This post is about my adventures as a guinea pig in the publishing industry's
new push into digital book marketing.
Let me begin by reminding you this is my first book, and thus I had only ignorant and TV-inspired notions about the book-publishing experience. Among the many myths of authorship I have so far had slashed:
a) Every author gets a fabulous book party, a la Carrie on "Sex and the City."
b) Every author gets a national book tour consisting of stops in places like Columbus and Boulder at which said author trundles from local public radio station to dusty bookstore to read from her work and sign copies for adoring crowds of senior citizens.
c) Every author is an authority on how well (or not) her books are selling.
The virtual campaign for my book took me by surprise. The traditional publicity campaign I had vaguely been expecting was tossed aside by Collins, my imprint, which decided to go
new age. This involved launching what I have to admit is
a spectacular web site , complete with really cool if somewhat baffling bells and whistles (like
e-cards featuring pictures of cemeteries I visited). E-ads for my book appear on mediabistro.com and bookseller sites.
More importantly, Collins' newly hired online marketing chief, Felicia Sullivan, blasted copies of my book to the murky but apparently vast network of bloggers who write about books.
Look, it's weird enough to have a book reviewed. As a journalist, I am on the whole far more comfortable writing about than being the subject. I've been pretty relieved at the niceness of the
reviews, but still, it's weird.
It's really, really weird when the blogger reviewer admits he has never read your book. And instead writes about how your publishing house is trying to get him to review my book. And when most of the review is about your author photo.

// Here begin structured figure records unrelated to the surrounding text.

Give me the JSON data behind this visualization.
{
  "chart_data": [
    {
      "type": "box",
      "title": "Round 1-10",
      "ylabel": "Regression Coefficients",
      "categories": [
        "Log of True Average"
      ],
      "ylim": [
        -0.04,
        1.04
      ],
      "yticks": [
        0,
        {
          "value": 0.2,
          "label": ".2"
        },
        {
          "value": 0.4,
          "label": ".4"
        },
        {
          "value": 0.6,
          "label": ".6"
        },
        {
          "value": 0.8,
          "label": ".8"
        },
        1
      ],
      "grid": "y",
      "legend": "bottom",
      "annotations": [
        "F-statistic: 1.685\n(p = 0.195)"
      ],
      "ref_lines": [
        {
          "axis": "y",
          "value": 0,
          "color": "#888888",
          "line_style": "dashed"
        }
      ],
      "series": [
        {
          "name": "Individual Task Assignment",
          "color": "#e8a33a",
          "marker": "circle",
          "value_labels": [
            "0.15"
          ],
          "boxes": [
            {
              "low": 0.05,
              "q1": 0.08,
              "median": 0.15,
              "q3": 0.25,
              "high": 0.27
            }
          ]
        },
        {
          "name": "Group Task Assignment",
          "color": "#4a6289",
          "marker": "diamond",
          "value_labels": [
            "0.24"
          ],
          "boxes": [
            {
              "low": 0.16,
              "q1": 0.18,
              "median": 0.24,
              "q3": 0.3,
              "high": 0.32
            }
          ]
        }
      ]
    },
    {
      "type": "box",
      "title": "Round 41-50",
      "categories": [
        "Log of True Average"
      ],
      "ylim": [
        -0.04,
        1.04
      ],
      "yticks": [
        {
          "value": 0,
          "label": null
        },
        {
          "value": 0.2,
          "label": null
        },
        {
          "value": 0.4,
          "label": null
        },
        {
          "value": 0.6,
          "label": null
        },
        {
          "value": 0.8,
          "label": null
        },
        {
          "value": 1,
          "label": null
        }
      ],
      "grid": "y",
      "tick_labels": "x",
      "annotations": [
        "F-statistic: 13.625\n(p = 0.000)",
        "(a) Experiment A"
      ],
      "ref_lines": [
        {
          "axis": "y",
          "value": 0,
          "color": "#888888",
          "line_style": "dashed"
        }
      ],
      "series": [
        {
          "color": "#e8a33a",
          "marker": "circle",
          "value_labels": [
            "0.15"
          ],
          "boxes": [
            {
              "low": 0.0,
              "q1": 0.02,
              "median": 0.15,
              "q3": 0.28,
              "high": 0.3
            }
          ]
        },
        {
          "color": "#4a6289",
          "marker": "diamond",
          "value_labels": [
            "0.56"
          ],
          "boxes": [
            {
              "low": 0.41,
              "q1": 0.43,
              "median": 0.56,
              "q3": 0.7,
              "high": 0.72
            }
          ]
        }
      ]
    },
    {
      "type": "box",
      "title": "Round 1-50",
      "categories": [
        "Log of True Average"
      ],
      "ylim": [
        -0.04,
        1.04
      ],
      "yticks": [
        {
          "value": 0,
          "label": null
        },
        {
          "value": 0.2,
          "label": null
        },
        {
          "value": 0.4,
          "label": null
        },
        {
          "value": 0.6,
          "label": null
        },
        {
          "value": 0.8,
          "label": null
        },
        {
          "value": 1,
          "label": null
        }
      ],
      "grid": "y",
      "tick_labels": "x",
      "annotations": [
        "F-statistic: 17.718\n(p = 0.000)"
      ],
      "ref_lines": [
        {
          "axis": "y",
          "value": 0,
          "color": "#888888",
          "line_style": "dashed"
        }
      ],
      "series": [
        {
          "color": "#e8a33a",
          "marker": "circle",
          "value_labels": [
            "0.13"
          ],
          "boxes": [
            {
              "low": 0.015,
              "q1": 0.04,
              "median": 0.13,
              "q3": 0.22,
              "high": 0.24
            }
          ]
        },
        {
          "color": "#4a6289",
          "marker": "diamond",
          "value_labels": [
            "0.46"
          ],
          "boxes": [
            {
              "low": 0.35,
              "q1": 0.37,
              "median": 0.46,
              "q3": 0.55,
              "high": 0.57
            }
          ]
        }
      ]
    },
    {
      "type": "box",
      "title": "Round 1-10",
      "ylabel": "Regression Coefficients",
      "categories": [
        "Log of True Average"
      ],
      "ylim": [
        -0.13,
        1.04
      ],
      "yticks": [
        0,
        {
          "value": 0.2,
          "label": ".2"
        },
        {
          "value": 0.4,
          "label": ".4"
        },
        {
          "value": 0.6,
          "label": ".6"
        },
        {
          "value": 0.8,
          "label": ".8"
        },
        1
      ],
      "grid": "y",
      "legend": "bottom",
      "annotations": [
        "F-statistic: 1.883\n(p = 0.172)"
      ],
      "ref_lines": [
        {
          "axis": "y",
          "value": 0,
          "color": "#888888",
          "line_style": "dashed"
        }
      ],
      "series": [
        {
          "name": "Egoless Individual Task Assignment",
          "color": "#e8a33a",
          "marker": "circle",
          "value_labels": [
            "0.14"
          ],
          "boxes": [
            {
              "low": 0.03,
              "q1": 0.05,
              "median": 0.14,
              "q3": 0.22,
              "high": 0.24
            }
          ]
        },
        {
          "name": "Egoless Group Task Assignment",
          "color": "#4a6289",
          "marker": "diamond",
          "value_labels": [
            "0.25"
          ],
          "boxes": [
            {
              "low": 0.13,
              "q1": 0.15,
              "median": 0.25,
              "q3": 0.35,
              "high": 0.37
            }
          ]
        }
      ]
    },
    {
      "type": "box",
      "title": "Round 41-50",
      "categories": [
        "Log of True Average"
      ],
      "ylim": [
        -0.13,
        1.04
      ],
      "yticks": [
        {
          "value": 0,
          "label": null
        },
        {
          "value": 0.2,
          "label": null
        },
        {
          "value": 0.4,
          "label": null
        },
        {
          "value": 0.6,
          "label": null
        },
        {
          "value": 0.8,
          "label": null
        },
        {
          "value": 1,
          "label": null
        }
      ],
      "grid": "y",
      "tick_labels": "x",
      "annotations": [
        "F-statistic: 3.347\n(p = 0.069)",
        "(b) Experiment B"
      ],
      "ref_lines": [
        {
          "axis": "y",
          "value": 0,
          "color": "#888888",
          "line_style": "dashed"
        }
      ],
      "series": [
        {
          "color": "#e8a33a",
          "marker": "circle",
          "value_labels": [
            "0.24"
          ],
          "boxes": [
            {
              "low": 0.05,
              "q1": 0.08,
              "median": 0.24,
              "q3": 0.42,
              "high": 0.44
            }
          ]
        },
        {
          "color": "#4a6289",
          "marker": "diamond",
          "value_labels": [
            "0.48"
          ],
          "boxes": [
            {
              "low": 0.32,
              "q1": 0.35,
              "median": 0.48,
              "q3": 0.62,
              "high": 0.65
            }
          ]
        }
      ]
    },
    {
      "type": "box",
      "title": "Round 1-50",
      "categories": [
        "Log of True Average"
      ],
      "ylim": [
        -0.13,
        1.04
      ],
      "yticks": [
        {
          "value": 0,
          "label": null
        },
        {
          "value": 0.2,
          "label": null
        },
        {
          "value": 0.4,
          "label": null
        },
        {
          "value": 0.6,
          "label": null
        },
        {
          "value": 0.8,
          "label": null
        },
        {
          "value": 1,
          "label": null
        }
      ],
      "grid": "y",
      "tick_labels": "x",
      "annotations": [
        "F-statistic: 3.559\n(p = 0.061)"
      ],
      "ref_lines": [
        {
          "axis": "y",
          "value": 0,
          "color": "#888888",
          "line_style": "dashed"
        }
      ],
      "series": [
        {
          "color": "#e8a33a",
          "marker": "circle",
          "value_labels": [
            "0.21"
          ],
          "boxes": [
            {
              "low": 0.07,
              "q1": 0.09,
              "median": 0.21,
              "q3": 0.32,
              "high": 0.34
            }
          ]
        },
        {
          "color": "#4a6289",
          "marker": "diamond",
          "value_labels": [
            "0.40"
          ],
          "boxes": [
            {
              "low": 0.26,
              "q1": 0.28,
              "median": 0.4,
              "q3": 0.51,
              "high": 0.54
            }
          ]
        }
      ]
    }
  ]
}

Last week, during my daily Google sweep for
new mentions of my book, I found a blog posting titled,
"Review of a Free Book I Got." The blogger gloats about receiving said free copy of my book, and gleefully proceeds to take my imprint to task for its naked play for free PR in the sacred blogosphere. He discourses on my author photo, and my tragically missed career as a "Sears, or maybe Nordstrom" lingerie model.
He divines my pub's real reason for the gift--a gushing blurb, which he nails: "Cullen's seminal work is both a pleasure and a delight to read and will inspire readers for decades to come." (Hey, I'd use that.) What's more, his posting attracted attention from
other book bloggers, who piled on about "flogging vs. blogging."
Once I got over the weirdness--and the hiccups from laughing--I grew fascinated by this teeming, cantankerous, often talented world of book bloggers. I don't know how many are out there (do you? please tell me), but considering Technorati figures there are 50 million-plus blogs out there, I'm guessing those devoted to books are in the thousands at least.
Book publishers like mine are only beginning to discover them, but it seems the economics of the industry are such that it can't lose by embracing them. The hug is received rather more warily by the bloggers, who started their online reviews as labors of love (and, really, what's more of a labor of love than a book blog), and who must now wring their hands about their integrity as critical readers vs. swag recipient.